Deze week is hij er definitief mee gestopt. De schapen zijn op het droge. De drijfveer om die sublieme natuur te copiëren bleek opeens gezonken, Cees had ervan genoten. Wat kunst is weet hij nog steeds niet.
Zijn laatste werk betrof een enorme ballon.
Het werk zweefde in een kerk. Cees verklapte mij dat het gewoon een echte enorme ballon was, gevuld met helium.
De ballon liep heel langzaam leeg gedurende de maandenlange expositie.
Uiteindelijk hing het restant over de kansel.
Cees vond het een mooi beeld. Hij had het niet mooier kunnen verzinnen.
Filosofabels
Terrasje
Zij vermoedde bij de obers die zulke terrasjes arrangeerden
een aangeboren zintuig voor ‘Sprezzatura’. Dat wonderlijke
begrip dat ‘voorname slordigheid’ voortbracht, ‘achteloze virtuositeit’.
Zoals de weeffout in het Perzische tapijt een
kenmerk vertegenwoordigde van levendige volmaaktheid.
Er werd al genoeg dode schoonheid geproduceerd, wat natuurlijk
een onmisbare referentie vormde voor het sublieme.
Verkennen

Uitnodiging voor een blinde verkenning, ergens…
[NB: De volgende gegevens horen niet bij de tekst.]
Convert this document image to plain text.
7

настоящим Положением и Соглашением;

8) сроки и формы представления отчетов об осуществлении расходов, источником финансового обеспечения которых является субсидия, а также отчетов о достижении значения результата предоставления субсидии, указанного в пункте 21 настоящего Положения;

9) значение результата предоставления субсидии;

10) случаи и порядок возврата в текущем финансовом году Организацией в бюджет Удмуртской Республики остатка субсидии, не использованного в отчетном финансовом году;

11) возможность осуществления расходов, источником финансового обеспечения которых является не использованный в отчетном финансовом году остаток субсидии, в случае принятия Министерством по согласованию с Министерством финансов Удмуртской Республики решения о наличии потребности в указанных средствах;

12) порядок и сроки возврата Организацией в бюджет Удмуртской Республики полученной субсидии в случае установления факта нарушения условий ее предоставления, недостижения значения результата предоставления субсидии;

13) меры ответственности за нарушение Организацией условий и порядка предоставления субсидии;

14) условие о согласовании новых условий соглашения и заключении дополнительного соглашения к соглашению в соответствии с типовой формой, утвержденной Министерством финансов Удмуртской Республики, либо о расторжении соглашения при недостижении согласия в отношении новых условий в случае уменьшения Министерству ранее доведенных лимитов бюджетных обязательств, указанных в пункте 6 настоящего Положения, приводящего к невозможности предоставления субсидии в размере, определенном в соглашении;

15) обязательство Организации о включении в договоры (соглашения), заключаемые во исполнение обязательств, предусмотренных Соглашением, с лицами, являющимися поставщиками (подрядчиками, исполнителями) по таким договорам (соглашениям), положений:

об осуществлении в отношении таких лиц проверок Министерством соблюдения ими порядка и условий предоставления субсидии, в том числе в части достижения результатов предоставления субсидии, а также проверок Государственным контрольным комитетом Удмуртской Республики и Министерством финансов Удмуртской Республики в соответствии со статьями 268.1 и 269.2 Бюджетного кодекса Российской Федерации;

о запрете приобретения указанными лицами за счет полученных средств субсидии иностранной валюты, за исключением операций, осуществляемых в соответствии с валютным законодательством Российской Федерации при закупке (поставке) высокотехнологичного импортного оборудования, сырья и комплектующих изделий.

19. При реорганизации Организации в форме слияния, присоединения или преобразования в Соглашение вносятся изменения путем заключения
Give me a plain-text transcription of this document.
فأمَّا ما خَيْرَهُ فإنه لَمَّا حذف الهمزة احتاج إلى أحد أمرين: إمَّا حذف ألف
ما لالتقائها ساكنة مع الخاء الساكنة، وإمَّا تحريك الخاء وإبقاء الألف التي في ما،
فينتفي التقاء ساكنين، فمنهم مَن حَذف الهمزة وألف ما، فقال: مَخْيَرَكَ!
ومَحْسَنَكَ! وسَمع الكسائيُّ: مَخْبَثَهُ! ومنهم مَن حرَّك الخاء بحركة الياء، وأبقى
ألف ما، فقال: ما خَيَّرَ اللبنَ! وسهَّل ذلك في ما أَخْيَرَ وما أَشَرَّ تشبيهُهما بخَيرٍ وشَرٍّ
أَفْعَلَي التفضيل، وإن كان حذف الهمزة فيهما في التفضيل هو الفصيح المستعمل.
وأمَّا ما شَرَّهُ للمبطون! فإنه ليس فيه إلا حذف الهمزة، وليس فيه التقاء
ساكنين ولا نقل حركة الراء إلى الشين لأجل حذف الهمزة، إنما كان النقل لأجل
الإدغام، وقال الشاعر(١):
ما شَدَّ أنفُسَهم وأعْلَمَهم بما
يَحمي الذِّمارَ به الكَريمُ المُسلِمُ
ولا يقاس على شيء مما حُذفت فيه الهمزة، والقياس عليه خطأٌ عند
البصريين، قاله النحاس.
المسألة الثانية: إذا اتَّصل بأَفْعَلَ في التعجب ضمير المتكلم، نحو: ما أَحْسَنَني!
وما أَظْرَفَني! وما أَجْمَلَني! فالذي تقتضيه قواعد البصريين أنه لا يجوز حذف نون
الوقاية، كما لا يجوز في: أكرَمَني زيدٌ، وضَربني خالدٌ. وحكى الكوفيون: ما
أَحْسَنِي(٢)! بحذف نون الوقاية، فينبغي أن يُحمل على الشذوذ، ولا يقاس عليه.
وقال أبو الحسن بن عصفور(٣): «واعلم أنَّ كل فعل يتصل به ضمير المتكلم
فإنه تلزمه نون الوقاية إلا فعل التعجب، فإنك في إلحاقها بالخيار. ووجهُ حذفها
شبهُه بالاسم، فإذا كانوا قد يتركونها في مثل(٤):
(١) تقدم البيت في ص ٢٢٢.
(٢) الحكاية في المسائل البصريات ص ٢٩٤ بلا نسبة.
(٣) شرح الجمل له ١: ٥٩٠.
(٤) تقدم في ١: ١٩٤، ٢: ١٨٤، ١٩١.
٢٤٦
Om het avontuurlijke karakter van het verkennen optimaal te maken
spreken we nergens speciaal af, uiteraard met daarbij de mogelijkheid inbegrepen
dat we elkaar mis kunnen lopen.
Ik zal mij zo onopvallend mogelijk ophouden in de openbare ruimte.
U kunt mij herkennen aan het ontbreken van specifieke kenmerken,
om u volledig vrij te laten zelf te bepalen wat kenmerkend is volgens uw norm,
als u daar al een norm voor hebt?
We spreken geen vooraf bepaald tijdstip af ten behoeve van de spontaniteit.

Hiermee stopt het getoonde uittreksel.